That being said, it is still distressing to find out that some of the most powerful media organizations in this country have sided with Fred Phelps and his hate-filled minions with the Westboro Baptist Church.
In an amicus brief filed with the U. S. Supreme Court, the New York Times, Associated Press, Tribune Company, Bloomberg, the Society of Professional Journalists, NPR, the National Press Club, and numerous other media and First Amendment groups, not only came down firmly on the side of the church's "right" to protest at the funerals of American soldiers, but said it is vitally important that the protests be allowed to continue:
"Far more is at stake in this case than the ability of the Westboro Baptist Church to protest near military funerals. This case concerns an issue critical to a wide range of speakers, including members of the news media: whether a plaintiff may recover for intrusion and intentional infliction of emotional distress where the harm is based upon the publication of controversial speech about matters of public concern."

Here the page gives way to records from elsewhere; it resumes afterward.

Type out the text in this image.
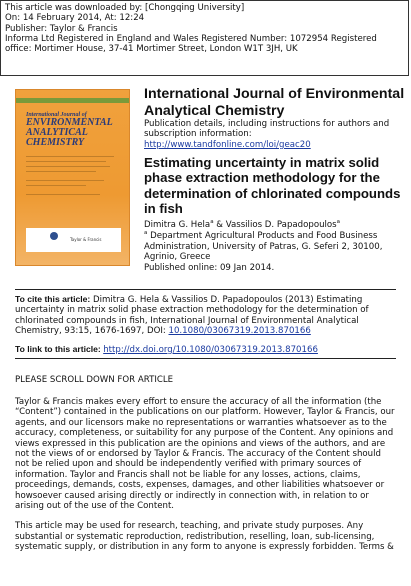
This article was downloaded by: [Chongqing University]
On: 14 February 2014, At: 12:24
Publisher: Taylor & Francis
Informa Ltd Registered in England and Wales Registered Number: 1072954 Registered
office: Mortimer House, 37-41 Mortimer Street, London W1T 3JH, UK
International Journal of
ENVIRONMENTAL
ANALYTICAL
CHEMISTRY
Taylor & Francis
International Journal of Environmental Analytical Chemistry
Publication details, including instructions for authors and
subscription information:
http://www.tandfonline.com/loi/geac20
Estimating uncertainty in matrix solid phase extraction methodology for the determination of chlorinated compounds in fish
Dimitra G. Hela$^a$ & Vassilios D. Papadopoulos$^a$
$^a$ Department Agricultural Products and Food Business Administration, University of Patras, G. Seferi 2, 30100, Agrinio, Greece
Published online: 09 Jan 2014.
To cite this article: Dimitra G. Hela & Vassilios D. Papadopoulos (2013) Estimating uncertainty in matrix solid phase extraction methodology for the determination of chlorinated compounds in fish, International Journal of Environmental Analytical Chemistry, 93:15, 1676-1697, DOI: 10.1080/03067319.2013.870166
To link to this article: http://dx.doi.org/10.1080/03067319.2013.870166
PLEASE SCROLL DOWN FOR ARTICLE

Taylor & Francis makes every effort to ensure the accuracy of all the information (the “Content”) contained in the publications on our platform. However, Taylor & Francis, our agents, and our licensors make no representations or warranties whatsoever as to the accuracy, completeness, or suitability for any purpose of the Content. Any opinions and views expressed in this publication are the opinions and views of the authors, and are not the views of or endorsed by Taylor & Francis. The accuracy of the Content should not be relied upon and should be independently verified with primary sources of information. Taylor and Francis shall not be liable for any losses, actions, claims, proceedings, demands, costs, expenses, damages, and other liabilities whatsoever or howsoever caused arising directly or indirectly in connection with, in relation to or arising out of the use of the Content.

This article may be used for research, teaching, and private study purposes. Any substantial or systematic reproduction, redistribution, reselling, loan, sub-licensing, systematic supply, or distribution in any form to anyone is expressly forbidden. Terms &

In the case that will be heard before the Supreme Court, Albert Snyder of Maryland is suing the church for disturbing the funeral of his son, Matthew Snyder, who was killed in a vehicle accident while serving in Iraq in 2006. When the funeral was held, Albert Snyder was greeted by Fred Phelps and his followers holding signs that declared that Matt Snyder was going to hell, "Thank God for dead soldiers," and numerous messages that God hates homosexuals. Phelps claims that soldiers' deaths are God's way of punishing the United States for its permissive attitude about gays.
Snyder won his lawsuit and was awarded damages, but the decision was overturned by the appellate court, which not only agreed with Phelps, but forced the dead soldier's father to pay Phelps' legal expenses. Now the decision will be made by the nation's highest court.
The kneejerk response of the media organizations, and understandably so, is to take the side of free speech. Yes, the First Amendment grants us the right to express ourselves on any side of any issue, and it protects the most vile and hateful speech. That is a right worth defending and one for which soldiers such as Matthew Snyder have given their lives.
In the brief, the media organizations concede that the speech and conduct of Fred Phelps and his followers is hateful:
Most reasonable people would consider the funeral protests conducted by members of the Westboro Baptist Church to be inexplicable and hateful. Without a doubt, the church’s message of intolerance is deeply offensive to many, and especially so to gay Americans, Catholics, veterans, and the families of those who sacrificed their lives defending the United States. But to silence a fringe messenger because of the distastefulness of the message is antithetical to the First Amendment’s most basic precepts.And I would be the first to agree- the courts should not deprive of Phelps of his constitutional right, no matter how demented and twisted the man is. Let him express whatever belief he wants to, including the ones mentioned earlier. Let him howl at the moon if he wants- but please do not allow Fred Phelps or anyone else to turn the First Amendment into an invitation to invade the privacy of grieving families.
The Supreme Court should protect Fred Phelps' right to free speech and freedom of assembly, but should also deliver a clear message about the sanctity of funerals for the sake of those who are left behind.
There should be room in this great country for dissent and decency.